На командный пункт они пришли, когда все уже были в сборе. Летчики, точно пчелы улей, облепили большой радиоприемник с батарейным питанием. Султан-хан, протиснувшись в дверь, тихонько толкнул Алешу Стрельцова:

– Что там за сенсация, ведомый?

– Сводку Совинформбюро сейчас передадут, товарищ капитан.

– Ну, будем слушать.

Султан-хан присел в темном углу на нары, покосился на широкую спину стоявшего впереди Боркуна. Чистый сильный голос диктора объявил:

– От Советского информбюро. Сегодня, второго октября, наши войска…

Сводка была короткой, тревожной. Несколько отданных врагу городов и ни одной победы. А что значат захваченные трофеи, если на всех фронтах никакого продвижения! Уже хлынула к выходу темная масса комбинезонов, как вдруг звонкий голос красноармейца Челнокова покрыл возникший от этого движения шум:

– Постойте, товарищи! Про нас говорят. Диктор все так же громко чеканил каждую фразу, каждое слово:

– За два дня упорных боев с противником на дальних подступах к Москве летчики подполковника Демидова сбили двадцать вражеских бомбардировщиков, потеряв при этом четыре своих самолета. Смело сражался в неравных воздушных боях командир эскадрильи капитан Султан-хан, имеющий теперь на своем боевом счету шестнадцать сбитых самолетов противника. Мужество и отвагу проявили в воздухе старший политрук Румянцев, майор Жернаков, капитан Боркун, лейтенанты Воронов, Стрельцов и Барыбин. Только в одном бою старший лейтенант Красильников сбил два бомбардировщика «Юнкерс-88».
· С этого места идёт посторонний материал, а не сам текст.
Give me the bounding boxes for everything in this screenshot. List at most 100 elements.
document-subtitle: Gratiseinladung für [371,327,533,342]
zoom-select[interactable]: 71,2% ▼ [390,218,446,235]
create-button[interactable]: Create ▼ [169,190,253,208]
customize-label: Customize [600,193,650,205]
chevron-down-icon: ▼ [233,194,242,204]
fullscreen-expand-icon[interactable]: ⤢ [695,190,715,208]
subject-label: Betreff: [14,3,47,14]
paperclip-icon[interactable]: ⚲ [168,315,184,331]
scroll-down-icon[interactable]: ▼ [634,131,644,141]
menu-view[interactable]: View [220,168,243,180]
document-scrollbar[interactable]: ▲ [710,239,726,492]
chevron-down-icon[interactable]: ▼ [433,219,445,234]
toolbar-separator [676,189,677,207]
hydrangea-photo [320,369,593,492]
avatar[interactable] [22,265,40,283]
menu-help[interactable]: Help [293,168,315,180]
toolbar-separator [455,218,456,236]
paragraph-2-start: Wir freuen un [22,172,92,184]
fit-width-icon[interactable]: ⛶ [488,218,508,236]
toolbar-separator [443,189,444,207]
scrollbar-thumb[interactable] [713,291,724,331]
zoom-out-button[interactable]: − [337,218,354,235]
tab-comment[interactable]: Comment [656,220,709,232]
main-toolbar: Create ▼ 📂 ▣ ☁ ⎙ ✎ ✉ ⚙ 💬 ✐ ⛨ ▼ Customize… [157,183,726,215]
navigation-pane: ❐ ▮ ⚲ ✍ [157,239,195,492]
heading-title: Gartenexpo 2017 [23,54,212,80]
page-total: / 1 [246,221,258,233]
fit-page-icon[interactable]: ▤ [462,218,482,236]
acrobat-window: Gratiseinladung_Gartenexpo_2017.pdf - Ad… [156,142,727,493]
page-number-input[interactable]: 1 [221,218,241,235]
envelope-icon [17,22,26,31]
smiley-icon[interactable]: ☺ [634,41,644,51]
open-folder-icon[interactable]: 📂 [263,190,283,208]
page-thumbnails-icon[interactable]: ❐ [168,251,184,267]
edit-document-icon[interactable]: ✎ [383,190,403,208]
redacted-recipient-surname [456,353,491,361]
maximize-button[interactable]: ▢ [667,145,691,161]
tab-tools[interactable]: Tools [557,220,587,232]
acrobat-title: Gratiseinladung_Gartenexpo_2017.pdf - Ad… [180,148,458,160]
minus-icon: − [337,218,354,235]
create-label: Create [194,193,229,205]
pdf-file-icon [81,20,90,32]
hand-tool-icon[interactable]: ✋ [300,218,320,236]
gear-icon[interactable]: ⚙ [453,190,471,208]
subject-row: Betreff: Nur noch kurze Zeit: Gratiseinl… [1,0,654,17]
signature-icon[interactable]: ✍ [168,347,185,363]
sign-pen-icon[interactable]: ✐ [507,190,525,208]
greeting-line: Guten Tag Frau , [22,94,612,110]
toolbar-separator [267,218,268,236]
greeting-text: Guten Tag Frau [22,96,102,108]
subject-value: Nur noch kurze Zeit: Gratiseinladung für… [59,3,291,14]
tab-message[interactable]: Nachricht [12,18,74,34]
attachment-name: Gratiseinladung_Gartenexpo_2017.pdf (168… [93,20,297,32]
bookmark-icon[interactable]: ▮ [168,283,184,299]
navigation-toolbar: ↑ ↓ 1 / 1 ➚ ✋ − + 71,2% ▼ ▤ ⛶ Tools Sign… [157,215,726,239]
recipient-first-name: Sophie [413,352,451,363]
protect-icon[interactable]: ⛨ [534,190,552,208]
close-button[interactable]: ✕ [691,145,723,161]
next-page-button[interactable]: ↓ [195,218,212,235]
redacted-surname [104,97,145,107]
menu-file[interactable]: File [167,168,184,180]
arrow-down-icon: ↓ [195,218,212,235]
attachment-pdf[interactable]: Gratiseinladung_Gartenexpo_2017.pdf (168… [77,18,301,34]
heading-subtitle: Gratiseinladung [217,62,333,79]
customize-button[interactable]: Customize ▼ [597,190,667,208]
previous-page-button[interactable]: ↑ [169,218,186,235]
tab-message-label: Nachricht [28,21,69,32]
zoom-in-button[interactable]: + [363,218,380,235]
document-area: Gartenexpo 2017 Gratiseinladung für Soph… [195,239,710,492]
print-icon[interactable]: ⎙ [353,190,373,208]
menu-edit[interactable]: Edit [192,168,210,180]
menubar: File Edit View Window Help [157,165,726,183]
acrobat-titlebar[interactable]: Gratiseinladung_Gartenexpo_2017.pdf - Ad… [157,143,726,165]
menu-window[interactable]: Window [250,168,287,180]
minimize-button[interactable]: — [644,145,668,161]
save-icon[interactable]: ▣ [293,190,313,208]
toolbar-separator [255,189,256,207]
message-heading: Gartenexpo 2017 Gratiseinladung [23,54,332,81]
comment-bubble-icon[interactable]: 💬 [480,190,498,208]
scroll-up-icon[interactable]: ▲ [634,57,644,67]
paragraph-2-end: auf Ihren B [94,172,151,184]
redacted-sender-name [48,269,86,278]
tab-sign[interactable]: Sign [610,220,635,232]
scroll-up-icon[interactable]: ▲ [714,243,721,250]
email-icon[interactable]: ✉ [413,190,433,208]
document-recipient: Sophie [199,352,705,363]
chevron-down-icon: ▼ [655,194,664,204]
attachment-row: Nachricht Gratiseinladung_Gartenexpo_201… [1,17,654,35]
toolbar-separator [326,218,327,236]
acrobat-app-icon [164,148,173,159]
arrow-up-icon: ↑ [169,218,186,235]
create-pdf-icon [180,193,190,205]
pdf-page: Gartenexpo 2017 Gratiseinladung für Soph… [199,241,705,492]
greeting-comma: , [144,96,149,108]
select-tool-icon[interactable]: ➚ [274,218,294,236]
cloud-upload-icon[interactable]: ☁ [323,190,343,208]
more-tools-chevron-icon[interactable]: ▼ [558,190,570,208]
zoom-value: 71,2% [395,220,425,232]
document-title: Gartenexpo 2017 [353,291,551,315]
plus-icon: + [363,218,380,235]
Диктор передавал уже вести с других фронтов, а летчики все не расходились, стояли в молчании, и каждый по-своему думал об услышанном. Спокойный и от этого немножко торжественный голос комиссара Румянцева взлетел над ними:

– Что же вы молчите, товарищи! Выше головы! По этому поводу и порадоваться можно. Митинга устраивать, разумеется, не будем, парадных речей не надо, а вот за то, что всему народу имена наши сообщили, – спасибо надо сказать. И в черные дни нашлось доброе слово для простых защитников.

– Правильно, комиссар! – подал голос майор Жернаков. – Пусть знают наш девяносто пятый!

В дверь просунулось лицо лейтенанта Ипатьева. Он предостерегающе замахал руками:

– Тише, товарищи, подполковник с командующим ВВС говорит.